Many Ghanaians, including Deputy Minister of Finance and Economic Planning, Hon. Seth Terkpeh, agree that over the years the nation has not made maximum gains from the sector. ?Our country has failed to translate its mineral wealth into broad economic development. Transfers from the sector to the economy as a whole have been particularly disappointing because of several factors, including our inability to operationalise the Minerals and Mining Act to our advantage, by accepting the lower end of the 3-6% range over the years, provision of generous tax incentives, carry forward of losses, accelerated depreciation etc.?
These were the candid views of the deputy minister, expressed in a statement read on his behalf by the Chief Director of the Ministry of Finance, Mr. Enoch Cobinah at the launch of the 7th GHEITI report.
There is also concern that the inability to derive maximum benefit from the mining sector is compounded by a lack of capacity to critically monitor production figures, cost of production, profits and tax assessment as well as auditing of various processes.
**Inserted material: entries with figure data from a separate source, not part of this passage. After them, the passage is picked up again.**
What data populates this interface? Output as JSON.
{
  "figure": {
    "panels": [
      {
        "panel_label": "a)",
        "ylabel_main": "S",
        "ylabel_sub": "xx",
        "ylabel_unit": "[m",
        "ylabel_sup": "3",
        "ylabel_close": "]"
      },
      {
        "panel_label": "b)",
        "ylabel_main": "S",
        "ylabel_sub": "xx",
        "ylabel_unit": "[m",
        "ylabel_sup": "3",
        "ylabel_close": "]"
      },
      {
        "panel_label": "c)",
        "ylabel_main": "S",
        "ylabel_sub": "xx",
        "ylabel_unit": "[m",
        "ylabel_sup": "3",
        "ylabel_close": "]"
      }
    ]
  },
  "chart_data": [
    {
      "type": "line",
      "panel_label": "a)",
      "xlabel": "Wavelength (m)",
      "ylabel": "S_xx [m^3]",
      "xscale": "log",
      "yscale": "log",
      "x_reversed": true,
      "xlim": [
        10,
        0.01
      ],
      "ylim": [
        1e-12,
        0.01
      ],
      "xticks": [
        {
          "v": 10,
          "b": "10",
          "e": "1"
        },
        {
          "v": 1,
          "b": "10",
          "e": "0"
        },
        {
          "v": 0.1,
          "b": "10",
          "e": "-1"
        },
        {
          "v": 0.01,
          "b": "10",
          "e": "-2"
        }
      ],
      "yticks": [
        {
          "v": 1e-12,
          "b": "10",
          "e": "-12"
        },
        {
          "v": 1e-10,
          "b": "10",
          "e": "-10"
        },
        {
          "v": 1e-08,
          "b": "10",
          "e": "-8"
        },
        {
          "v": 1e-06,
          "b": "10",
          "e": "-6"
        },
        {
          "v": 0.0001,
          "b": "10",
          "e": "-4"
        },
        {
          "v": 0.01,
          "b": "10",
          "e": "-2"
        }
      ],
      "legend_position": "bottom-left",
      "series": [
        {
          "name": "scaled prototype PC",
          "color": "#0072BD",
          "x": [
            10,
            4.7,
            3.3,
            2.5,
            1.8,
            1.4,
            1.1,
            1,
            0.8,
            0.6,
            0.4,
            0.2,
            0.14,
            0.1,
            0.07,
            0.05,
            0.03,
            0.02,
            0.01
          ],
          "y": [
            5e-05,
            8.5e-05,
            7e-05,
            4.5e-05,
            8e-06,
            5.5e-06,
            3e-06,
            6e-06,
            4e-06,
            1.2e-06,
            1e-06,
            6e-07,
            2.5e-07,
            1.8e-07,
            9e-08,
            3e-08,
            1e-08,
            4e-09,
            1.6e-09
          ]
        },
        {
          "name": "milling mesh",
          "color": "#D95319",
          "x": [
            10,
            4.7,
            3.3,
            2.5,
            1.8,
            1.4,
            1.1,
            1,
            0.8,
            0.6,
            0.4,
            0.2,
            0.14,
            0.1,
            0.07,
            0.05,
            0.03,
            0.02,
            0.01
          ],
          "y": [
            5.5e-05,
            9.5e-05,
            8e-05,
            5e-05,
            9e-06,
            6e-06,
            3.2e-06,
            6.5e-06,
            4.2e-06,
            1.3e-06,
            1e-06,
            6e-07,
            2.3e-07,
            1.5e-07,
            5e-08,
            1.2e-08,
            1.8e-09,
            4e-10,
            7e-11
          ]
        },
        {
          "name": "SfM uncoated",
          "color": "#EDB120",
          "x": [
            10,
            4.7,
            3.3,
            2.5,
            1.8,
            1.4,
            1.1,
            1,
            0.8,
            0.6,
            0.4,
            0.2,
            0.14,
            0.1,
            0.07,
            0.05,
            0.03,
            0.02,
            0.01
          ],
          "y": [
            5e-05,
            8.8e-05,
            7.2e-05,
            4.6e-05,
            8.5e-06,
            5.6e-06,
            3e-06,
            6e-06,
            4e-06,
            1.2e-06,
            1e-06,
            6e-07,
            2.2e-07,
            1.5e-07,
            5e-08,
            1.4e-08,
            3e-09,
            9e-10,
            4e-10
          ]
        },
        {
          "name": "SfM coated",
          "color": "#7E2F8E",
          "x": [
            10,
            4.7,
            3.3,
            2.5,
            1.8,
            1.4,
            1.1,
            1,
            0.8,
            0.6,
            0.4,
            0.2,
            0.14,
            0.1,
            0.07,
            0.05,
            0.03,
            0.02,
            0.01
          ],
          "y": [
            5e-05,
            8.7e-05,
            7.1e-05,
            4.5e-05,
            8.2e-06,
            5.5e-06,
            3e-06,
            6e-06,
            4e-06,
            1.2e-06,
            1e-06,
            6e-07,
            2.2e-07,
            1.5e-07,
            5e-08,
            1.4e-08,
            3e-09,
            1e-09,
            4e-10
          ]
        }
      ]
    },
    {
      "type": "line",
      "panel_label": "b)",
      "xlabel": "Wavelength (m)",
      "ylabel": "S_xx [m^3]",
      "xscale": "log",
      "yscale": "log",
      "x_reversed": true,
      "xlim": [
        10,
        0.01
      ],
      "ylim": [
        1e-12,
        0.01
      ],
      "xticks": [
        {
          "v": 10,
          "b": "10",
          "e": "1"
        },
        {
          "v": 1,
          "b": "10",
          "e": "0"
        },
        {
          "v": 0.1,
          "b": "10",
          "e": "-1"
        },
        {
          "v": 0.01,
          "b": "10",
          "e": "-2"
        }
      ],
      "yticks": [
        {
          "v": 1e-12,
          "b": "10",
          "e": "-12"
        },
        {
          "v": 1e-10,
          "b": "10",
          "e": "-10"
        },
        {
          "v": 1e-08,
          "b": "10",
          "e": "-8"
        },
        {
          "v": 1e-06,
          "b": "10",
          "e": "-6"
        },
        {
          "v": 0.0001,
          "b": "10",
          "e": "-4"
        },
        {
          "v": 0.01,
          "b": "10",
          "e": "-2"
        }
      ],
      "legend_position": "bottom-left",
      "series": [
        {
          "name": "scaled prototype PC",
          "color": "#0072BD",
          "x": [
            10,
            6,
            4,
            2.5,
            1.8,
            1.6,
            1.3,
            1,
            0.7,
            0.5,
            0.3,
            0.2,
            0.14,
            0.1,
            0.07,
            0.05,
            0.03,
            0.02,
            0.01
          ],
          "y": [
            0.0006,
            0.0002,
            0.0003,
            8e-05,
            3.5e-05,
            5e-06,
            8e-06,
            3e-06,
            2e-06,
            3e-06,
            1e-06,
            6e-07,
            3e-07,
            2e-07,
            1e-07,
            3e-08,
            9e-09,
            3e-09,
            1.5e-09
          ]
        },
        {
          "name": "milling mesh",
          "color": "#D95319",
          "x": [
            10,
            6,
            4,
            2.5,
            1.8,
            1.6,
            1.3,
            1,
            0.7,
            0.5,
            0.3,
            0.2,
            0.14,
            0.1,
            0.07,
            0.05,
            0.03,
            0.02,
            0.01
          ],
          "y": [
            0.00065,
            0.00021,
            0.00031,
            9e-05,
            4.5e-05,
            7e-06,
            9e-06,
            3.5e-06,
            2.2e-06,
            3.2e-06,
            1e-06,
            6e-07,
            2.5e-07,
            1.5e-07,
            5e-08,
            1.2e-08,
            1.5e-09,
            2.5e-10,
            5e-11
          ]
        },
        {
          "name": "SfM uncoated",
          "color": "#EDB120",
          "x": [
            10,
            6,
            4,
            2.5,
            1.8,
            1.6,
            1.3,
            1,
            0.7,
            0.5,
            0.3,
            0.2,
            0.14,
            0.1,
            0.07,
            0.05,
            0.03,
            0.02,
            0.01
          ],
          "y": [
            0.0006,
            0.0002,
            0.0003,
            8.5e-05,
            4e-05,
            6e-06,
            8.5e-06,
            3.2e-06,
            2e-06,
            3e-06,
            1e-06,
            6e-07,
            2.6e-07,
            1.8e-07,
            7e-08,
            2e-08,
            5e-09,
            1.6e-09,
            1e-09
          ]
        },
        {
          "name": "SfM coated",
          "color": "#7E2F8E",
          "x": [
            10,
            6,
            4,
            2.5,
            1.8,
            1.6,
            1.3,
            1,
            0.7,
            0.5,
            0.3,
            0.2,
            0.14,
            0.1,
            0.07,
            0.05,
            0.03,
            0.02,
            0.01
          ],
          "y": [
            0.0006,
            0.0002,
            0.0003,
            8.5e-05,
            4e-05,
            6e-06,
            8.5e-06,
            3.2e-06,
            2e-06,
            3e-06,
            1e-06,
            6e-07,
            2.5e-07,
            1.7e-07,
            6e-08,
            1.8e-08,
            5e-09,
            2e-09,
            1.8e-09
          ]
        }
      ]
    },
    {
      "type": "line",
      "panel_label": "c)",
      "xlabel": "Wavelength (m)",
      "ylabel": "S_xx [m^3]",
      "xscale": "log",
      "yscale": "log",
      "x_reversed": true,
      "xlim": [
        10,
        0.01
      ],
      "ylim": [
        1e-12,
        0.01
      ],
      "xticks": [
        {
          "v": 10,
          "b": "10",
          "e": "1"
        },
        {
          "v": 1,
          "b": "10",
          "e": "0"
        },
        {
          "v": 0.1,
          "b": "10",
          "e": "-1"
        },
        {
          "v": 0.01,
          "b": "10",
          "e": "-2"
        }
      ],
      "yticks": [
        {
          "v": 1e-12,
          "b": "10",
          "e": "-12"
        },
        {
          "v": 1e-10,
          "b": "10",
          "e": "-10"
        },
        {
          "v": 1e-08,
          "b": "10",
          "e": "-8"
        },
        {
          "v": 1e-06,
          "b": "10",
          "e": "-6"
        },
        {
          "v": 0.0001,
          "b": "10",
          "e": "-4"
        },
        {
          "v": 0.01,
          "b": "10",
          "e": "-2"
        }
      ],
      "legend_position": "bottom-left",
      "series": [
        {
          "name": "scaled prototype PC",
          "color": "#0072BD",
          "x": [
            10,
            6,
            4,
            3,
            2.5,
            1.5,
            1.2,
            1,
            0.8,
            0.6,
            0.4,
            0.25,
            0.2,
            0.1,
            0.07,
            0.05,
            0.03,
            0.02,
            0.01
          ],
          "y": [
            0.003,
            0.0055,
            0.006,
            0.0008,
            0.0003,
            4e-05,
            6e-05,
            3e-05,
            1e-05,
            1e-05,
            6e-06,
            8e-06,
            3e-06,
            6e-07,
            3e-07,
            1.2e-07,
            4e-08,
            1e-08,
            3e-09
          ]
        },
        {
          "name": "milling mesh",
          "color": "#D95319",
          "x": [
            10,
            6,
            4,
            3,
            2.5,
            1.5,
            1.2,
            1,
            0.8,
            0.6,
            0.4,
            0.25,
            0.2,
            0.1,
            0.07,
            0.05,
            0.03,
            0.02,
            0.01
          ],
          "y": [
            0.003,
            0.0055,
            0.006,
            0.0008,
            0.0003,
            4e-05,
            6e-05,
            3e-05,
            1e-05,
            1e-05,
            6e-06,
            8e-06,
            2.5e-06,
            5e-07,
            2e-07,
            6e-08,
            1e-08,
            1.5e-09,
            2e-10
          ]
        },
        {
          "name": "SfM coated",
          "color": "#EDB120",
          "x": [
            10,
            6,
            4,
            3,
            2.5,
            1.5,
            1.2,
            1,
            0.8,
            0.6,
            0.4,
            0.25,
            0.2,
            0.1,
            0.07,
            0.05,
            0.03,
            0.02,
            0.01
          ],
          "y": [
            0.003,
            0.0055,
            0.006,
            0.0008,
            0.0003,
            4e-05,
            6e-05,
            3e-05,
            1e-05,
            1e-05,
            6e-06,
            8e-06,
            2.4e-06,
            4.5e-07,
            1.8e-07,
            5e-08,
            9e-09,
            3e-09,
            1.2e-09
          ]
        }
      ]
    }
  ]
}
The latest report, which covers 2009, made some critical findings including missing periods in the disbursement of funds by the Offices of the Administrator of Stool Lands (OASL) to District Assemblies and low rate of ground rent paid by mining companies, which have reflected in all the EITI reports since 2004.
Other significant findings of the reports are that Gold Fields Ghana Limited which had paid corporate tax for over a period of five years did not pay any corporate tax in 2009 due to capital allowance resulting from the acquisition of fixed assets. Corporate tax receipt may be difficult to be budgeted for as it is heavily impacted upon by the acquisition of fixed assets.
The report recommended that there should be information on the development plans of extractive companies in order for the government to effectively plan on its revenues and using a capital allowance regime which allows writing the cost over at least five years.